Профессор ударяет железным наконечником палки по дорожке, и гравий визгливо хрустит.

— Замолчи, несчастный попугай, собиратель старой рухляди, умеющий только превращать в ходячую пошлость все, до чего коснется рука твоя.

Ветер становится все более тяжелым и упругим. Дышать трудно даже в обильном зеленью лесу. Огромные, старые, вековые деревья, когда-то видевшие под своею сенью Виктора Гюго, Альфреда Мюссе, Бальзака и обоих Дюма, недоверчиво и устало поскрипывают и недовольно кряхтят. Небо потемнело, и по нему быстрыми взмахами летят группы странно больших, черных, зловещих птиц. Во всей природе какое-то мрачное ожидание. Профессора томит приближающаяся буря. А тут еще этот неугомонный филистер, скучный хранитель буржуазной морали, этот вечный суфлер и наставник, двойник, с которым никогда не расстанешься и который всегда будет тащить свободную душу профессора по истоптанным путям спасительной боязни, благоразумного умалчивания, политичного воздержания, всегдашнего согласия с большинством, повторения ветхих, заплесневелых метин, казенных улыбок и лицемерных похвал высокостоящим болванам. И профессор взрывается, подобно брошенной на землю петарде:

— Никого я не хочу ни знать, ни слушать! Что дурного или предосудительного в том, что всем моим сердцем и всеми моими мыслями завладела маленькая милая девочка, живой и нежный французский ребенок. Господи! ведь я никогда не испытал и не перечувствовал и даже не надеялся когда-нибудь почувствовать тихой бескорыстной радости, которою так мудро и так щедро одаряет судьба дедушек и бабушек, когда все земные, пряные радости отлетают от них. Ах! я не был дедушкой, не успел… Да, впрочем, что греха таить. Могу ли я, по чистой совести, похвастаться, что был когда-нибудь счастливым мужем или почтенным, уважаемым отцом, авторитетным главою дома, его основанием, его управителем и защитником?

Нет, вся его семейная жизнь сложилась как-то неладно, кособоко, нелепо, разрозненно и неуютно. Женился он приват-доцентом на бледной и капризной дочери видного профессора, университетского декана и академика, который сделал себе огромное имя, и независимое положение, и комфортабельную жизнь путями не особенно, по тому времени, прямыми: всегдашней готовностью идти навстречу воле и желаниям правительства, отрицательным отношением к студенческим массовкам, протестам и забастовкам, а также и суровой требовательностью на экзаменах. Он знал, конечно, что за глаза, в молодых радикальных профессорских кругах, его ядовито называли «кондитером» и «мыловаром». Но что ему было за дело до брехни неудачников и бездарностей и необразованных лентяев.

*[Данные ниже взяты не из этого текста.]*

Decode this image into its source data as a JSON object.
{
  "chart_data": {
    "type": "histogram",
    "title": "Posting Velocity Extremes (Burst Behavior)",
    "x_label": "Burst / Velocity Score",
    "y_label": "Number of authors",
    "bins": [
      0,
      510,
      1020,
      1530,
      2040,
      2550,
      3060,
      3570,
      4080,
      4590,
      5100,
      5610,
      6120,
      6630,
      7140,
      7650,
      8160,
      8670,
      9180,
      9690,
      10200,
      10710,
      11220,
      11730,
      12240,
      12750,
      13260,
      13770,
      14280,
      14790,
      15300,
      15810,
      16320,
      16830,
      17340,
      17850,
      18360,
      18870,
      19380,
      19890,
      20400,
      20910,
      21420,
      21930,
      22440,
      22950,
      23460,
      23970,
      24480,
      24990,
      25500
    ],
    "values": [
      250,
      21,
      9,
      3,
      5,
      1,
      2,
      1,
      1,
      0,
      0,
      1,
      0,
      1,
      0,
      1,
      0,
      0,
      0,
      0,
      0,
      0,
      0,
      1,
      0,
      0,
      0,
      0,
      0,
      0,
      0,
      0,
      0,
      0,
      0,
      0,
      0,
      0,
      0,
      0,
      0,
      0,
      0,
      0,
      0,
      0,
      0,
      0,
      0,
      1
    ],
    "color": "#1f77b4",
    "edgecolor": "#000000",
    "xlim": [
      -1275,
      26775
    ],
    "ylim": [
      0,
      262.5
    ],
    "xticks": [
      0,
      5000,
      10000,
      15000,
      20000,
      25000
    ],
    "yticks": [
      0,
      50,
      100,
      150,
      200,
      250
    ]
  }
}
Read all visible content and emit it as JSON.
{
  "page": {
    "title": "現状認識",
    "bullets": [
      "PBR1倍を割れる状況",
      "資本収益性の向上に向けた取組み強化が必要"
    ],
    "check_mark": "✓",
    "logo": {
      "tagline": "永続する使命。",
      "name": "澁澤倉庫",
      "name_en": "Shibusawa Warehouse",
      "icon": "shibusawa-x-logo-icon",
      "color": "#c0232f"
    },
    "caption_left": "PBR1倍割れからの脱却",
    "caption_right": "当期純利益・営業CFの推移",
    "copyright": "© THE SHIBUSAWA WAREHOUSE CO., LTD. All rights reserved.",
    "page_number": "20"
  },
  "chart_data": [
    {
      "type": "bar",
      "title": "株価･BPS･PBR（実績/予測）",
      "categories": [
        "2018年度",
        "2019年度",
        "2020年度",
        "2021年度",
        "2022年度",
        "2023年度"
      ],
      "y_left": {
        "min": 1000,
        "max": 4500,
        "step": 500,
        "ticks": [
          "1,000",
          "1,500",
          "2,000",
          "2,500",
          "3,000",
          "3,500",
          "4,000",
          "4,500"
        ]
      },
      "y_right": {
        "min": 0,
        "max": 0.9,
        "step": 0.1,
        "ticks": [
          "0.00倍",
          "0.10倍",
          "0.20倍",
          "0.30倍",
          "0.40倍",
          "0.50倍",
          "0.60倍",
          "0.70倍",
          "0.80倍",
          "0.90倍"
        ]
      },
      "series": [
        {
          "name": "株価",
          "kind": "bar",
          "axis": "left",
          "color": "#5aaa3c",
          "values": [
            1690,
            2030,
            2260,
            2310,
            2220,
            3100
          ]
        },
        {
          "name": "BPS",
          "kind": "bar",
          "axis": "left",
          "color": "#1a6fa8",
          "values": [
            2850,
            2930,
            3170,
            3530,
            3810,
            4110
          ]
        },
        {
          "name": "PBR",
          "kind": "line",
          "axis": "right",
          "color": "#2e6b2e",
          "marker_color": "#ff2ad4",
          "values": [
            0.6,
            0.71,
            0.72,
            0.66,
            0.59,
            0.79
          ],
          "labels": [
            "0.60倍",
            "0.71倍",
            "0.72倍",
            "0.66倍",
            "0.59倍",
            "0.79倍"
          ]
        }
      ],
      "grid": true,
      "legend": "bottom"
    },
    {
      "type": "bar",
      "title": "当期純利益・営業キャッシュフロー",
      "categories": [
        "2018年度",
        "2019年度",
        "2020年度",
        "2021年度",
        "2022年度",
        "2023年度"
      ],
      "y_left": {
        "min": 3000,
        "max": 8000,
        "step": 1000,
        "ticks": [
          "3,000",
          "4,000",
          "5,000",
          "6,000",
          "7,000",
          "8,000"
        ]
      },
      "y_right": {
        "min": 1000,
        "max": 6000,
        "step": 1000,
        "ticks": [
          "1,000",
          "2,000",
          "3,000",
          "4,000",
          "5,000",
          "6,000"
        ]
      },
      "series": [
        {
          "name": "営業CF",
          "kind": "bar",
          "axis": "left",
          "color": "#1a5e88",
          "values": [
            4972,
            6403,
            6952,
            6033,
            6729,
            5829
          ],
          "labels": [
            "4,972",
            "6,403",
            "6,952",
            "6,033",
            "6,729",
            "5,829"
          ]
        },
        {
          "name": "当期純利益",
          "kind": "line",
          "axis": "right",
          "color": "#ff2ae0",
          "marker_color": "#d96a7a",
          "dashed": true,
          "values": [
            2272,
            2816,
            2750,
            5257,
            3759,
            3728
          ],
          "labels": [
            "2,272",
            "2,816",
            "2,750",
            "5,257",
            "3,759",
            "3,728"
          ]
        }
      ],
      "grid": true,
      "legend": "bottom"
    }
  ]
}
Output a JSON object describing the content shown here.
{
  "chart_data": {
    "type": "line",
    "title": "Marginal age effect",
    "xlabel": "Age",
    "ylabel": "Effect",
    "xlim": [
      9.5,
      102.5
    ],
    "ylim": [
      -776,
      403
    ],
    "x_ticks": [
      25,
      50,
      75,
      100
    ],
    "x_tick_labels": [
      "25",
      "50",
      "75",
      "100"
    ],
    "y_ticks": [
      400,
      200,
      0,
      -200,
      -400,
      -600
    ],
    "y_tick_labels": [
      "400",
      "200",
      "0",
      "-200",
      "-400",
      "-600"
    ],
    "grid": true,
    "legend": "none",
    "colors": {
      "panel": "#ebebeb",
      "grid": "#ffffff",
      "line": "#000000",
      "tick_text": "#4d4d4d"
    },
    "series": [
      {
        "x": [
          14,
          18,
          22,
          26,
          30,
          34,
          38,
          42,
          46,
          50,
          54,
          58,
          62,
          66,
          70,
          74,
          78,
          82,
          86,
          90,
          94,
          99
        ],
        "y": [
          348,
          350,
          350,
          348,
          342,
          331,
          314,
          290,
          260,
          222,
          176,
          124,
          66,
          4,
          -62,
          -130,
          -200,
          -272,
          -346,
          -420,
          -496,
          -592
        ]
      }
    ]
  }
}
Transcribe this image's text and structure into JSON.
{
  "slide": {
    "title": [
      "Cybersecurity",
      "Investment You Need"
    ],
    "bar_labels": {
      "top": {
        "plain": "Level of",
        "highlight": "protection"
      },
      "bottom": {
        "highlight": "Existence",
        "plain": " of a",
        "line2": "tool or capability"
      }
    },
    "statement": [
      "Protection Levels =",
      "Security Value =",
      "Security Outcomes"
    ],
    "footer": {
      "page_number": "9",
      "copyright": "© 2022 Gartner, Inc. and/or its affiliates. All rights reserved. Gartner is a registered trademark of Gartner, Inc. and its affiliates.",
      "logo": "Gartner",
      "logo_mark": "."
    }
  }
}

Он с привычным, нескрываемым удовольствием опускал в портмоне золотые, приятно тяжелые дарики, выдаваемые после каждого из торжественных заседаний Академии; со спокойным достоинством принимал казенные, весьма широко оплачиваемые научные поездки за границу и роскошные издания своих книг и без всякой тени заискивания расширял и поддерживал свои знакомства с питерской аристократией и с высочайшими особами. Студенты его ненавидели, но его лекции всегда наполняли аудиторию до самого верха, ибо он в совершенстве владел своим глубоким и гибким умом, был красноречив и обаятельно остроумен. «Гениальная скотина», — назвал его однажды бесцеремонный и злой на язык великий циник граф Витте.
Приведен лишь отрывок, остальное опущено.